Mais la limitation de la durée du mandat des gouvernants n’est pas le seul problème à résoudre dans un État où le mandat représentatif est la règle. Dans l’espace de temps séparant deux consultations générales peuvent intervenir des consultations partielles, soit par la voie de l’initiative populaire ou du référendum*, soit par celle des élections partielles. Le remplacement par les électeurs des représentants décédés ou démissionnaires permet de suivre l’évolution de l’opinion publique entre deux renouvellements d’une assemblée ; par un curieux paradoxe, les partis de gauche, qui défendent le principe du mandat impératif (et préconisent souvent le système de la révocation populaire), se montrent généralement hostiles aux élections partielles. Dans le cadre de la représentation proportionnelle au scrutin de liste, il est possible, la plupart du temps, de confier le mandat du représentant décédé ou démissionnaire au premier des candidats non élus de sa liste ; dans le cadre du scrutin majoritaire, on prévoit à cet effet la désignation par chaque candidat d’un suppléant qui remplace l’élu s’il vient à ne plus pouvoir remplir ses fonctions : cette pratique, notamment adoptée par la Constitution française de 1958, paraît inspirée du « ticket » présidentiel américain, qui, à l’origine, n’avait guère d’autre objet que celui de régler le problème de la succession du président empêché en cours de mandat et d’éviter la répétition trop rapprochée d’une vaste consultation nationale.

Éligibilité

En France, le Code électoral fixe à vingt-trois ans (trente-cinq ans pour le Sénat) l’âge auquel un électeur ayant satisfait aux obligations de la loi sur le recrutement de l’armée est éligible à une assemblée parlementaire, au conseil général ou au conseil municipal.

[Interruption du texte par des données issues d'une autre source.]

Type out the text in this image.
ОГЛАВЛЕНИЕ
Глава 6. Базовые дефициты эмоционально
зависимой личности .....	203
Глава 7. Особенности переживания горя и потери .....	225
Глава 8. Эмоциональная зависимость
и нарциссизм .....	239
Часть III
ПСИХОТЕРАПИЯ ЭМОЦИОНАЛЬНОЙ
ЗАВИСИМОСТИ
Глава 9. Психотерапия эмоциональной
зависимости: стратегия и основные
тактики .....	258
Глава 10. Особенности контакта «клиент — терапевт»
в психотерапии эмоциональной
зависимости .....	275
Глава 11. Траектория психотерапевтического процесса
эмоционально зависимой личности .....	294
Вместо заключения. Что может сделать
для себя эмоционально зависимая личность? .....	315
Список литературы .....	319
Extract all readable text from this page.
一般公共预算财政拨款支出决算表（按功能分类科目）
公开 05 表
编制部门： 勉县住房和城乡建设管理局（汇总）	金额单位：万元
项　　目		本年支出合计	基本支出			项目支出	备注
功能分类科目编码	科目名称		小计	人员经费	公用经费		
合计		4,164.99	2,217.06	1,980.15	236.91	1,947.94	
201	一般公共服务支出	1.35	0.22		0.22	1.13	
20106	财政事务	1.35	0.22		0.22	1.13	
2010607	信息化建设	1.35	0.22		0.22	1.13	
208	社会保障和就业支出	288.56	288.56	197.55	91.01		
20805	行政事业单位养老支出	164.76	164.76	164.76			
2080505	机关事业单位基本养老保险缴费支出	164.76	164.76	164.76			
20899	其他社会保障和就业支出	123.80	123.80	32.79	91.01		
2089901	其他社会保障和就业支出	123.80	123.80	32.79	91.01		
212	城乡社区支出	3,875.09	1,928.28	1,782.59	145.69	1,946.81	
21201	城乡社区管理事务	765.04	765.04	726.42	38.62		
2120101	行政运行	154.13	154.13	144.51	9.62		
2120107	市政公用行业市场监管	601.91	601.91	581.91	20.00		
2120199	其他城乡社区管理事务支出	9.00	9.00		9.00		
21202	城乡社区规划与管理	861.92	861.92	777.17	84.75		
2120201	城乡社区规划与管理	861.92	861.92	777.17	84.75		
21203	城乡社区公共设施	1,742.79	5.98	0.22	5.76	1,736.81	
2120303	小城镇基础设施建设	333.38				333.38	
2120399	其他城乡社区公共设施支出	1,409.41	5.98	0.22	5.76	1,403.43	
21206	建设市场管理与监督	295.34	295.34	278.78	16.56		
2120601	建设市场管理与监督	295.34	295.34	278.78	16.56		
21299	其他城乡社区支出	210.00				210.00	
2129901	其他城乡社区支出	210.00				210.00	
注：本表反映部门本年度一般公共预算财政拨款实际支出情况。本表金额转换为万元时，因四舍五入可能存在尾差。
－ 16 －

Toutefois, un électeur d’origine étrangère n’est éligible que dix ans après sa naturalisation ou l’acquisition définitive de la nationalité française par son mariage (ce délai peut être réduit par décision ministérielle individuelle).

Le droit d’éligibilité est refusé aux personnes frappées d’une peine empêchant leur inscription sur une liste électorale (pendant une période double de la durée de l’empêchement) ainsi qu’aux individus privés de ce droit par décision judiciaire.

Des mesures particulières interdisent l’élection dans une circonscription parlementaire d’un fonctionnaire y exerçant — ou y ayant exercé au cours des trois ans, un an ou six mois précédents (selon les cas) — une fonction d’autorité ou une fonction judiciaire.

Le vote par procuration et par correspondance

Dans certains pays, le vote par procuration est admis pour les électeurs qui ne peuvent pas se déplacer, et le vote par correspondance pour les électeurs qui, le jour du vote, sont éloignés de la commune sur la liste électorale de laquelle ils sont inscrits.

En France, le législateur a toujours été très méfiant en face de ces modalités d’exercice du droit de vote, notamment par crainte, d’une part, de la violation du secret du vote et, d’autre part, des fraudes électorales. Cependant, en 1946, certaines dispositions ont été prises en faveur du vote par procuration et par correspondance.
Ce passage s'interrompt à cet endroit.